Czy dziewczynki maskują autyzm lepiej niż chłopcy? Odkryj prawdę
Badania pokazują, że autyzm jest częściej diagnozowany u chłopców, ale jest to częściowo błędne przekonanie. Dziewczęta często maskują swoje symptomy, co prowadzi do opóźnień w diagnozie i braku wsparcia. Kluczowe jest wprowadzenie bardziej zbalansowanych narzędzi diagnostycznych, które uwzględnią specyficzne objawy występujące u dziewcząt, aby umożliwić im uzyskanie właściwej pomocy w młodszym wieku.

Kobiety, które są wyżej w spektrum autyzmu, często same o tym nie wiedzą. Otrzymują diagnozę znacznie później niż mężczyźni lub nie dostają jej wcale, przypisując objawy innym zaburzeniom, ignorując je lub na siłę przystosowując się do otoczenia. W rezultacie brakuje im wsparcia, którego potrzebują.
Badacze postrzegali autyzm jako typowo "męski" neurotyp. Wciąż panuje przekonanie, że autyzm jest częściej diagnozowany u chłopców niż u dziewcząt, w stosunku 4:1. Coraz więcej specjalistów jest jednak zdania, że są to błędne informacje, a stosunek powinien być bardziej zrównoważony - na dwóch chłopców przypada jedna dziewczynka.
Chłopcy są 10 razy bardziej narażeni na skierowanie na badania pod kątem autyzmu, niż dziewczęta, które aż w 80% mogą otrzymać inną, błędną diagnozę, jak na przykład lęk społeczny, zaburzenia odżywiania czy osobowości typu borderline, nim zostaną poprawnie zdiagnozowane.

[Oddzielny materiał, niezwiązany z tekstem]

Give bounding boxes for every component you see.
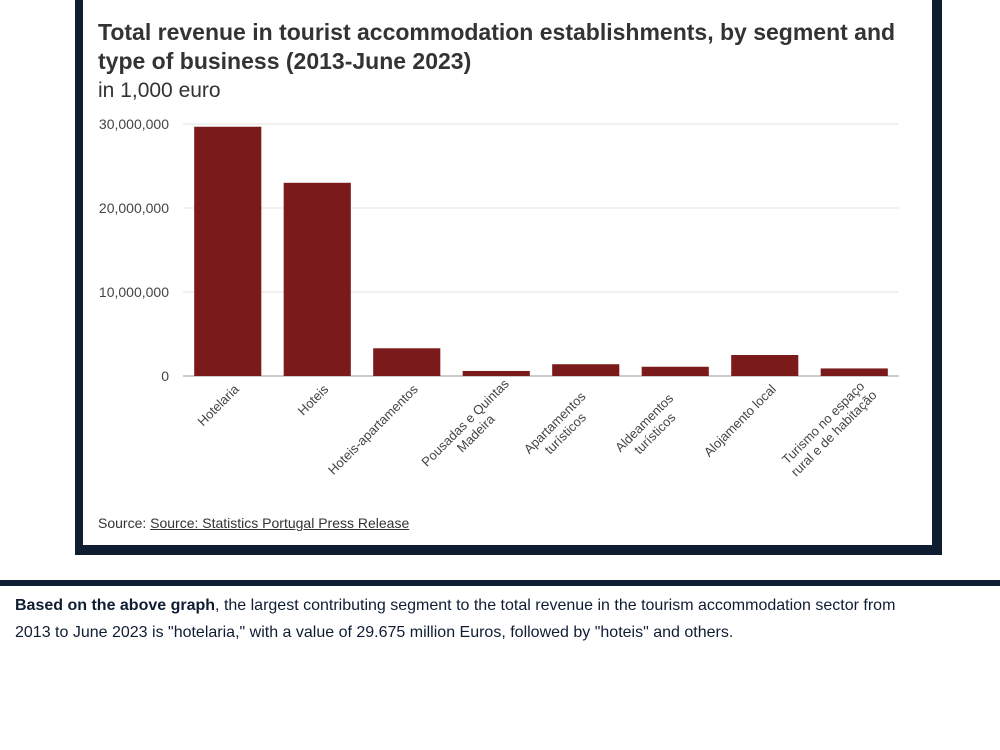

Jak wygląda zachowanie dziecka ze spektrum autyzmu?
Chociaż niektóre zachowania dzieci, wskazujące na autyzm, ujawniają się u obu płci, część z nich przypisana jest tylko jednej bądź drugiej. Wspólnymi symptomami mogą być problemy z przetwarzaniem sensorycznym (nadwrażliwy wzrok lub słuch), opóźnienie zdolności motorycznych czy hiperleksja, czyli wczesna zdolność do czytania, powiązana z trudnościami w rozumieniu języka werbalnego.
Dlaczego dziewczynki są rzadziej diagnozowane?
Statystyki pokazują, że kobiety znacznie później otrzymują diagnozę autyzmu w porównaniu do mężczyzn, nawet o pięć lat. Dlaczego tak się dzieje? Narzędzia diagnostyczne były w przeszłości dużo bardziej dostosowane do wzorców zachowań charakterystycznych dla chłopców, stąd braki i opóźnienia w diagnozie dziewcząt.
Dziewczynki, które są zestresowane, często stają się zamknięte w sobie, wycofane. Dlatego zwykle uznaje się je za grzeczne dzieci i nikomu nie przychodzi do głowy, że mogą mieć problemy. Natomiast agresywnymi i buntowniczymi dziećmi częściej są chłopcy, którym przypisuje się trudności z zachowaniem - i są kierowani na diagnozy.
U dziewcząt znane jest także zjawisko "kamuflażu", czyli umiejętności ukrywania cech ze spektrum, aby dopasować się do norm społecznych. Mogą celowo powstrzymywać się od pewnych zachowań lub korzystać z wyuczonych ruchów i słów, żeby maskować swoje objawy.
Jednym z charakterystycznych objawów autyzmu są wąskie zainteresowania. Wcześniej przypisywano ten symptom chłopcom, ponieważ wykazywali znacznie większe obsesyjne zachowania, np. dinozaurami, pociągami czy klockami lego. Brak tego był u dziewcząt argumentem przeciwko diagnozie autyzmu, jednak płeć żeńska często również wykazuje niezwykłe pasje, takie jak zamiłowanie do poezji czy literatury, i to jest ważny czynnik w diagnozie.
Wczesna diagnoza pozwala na szybszą poprawę jakości życia, dlatego nie warto lekceważyć żadnych objawów u obu płci.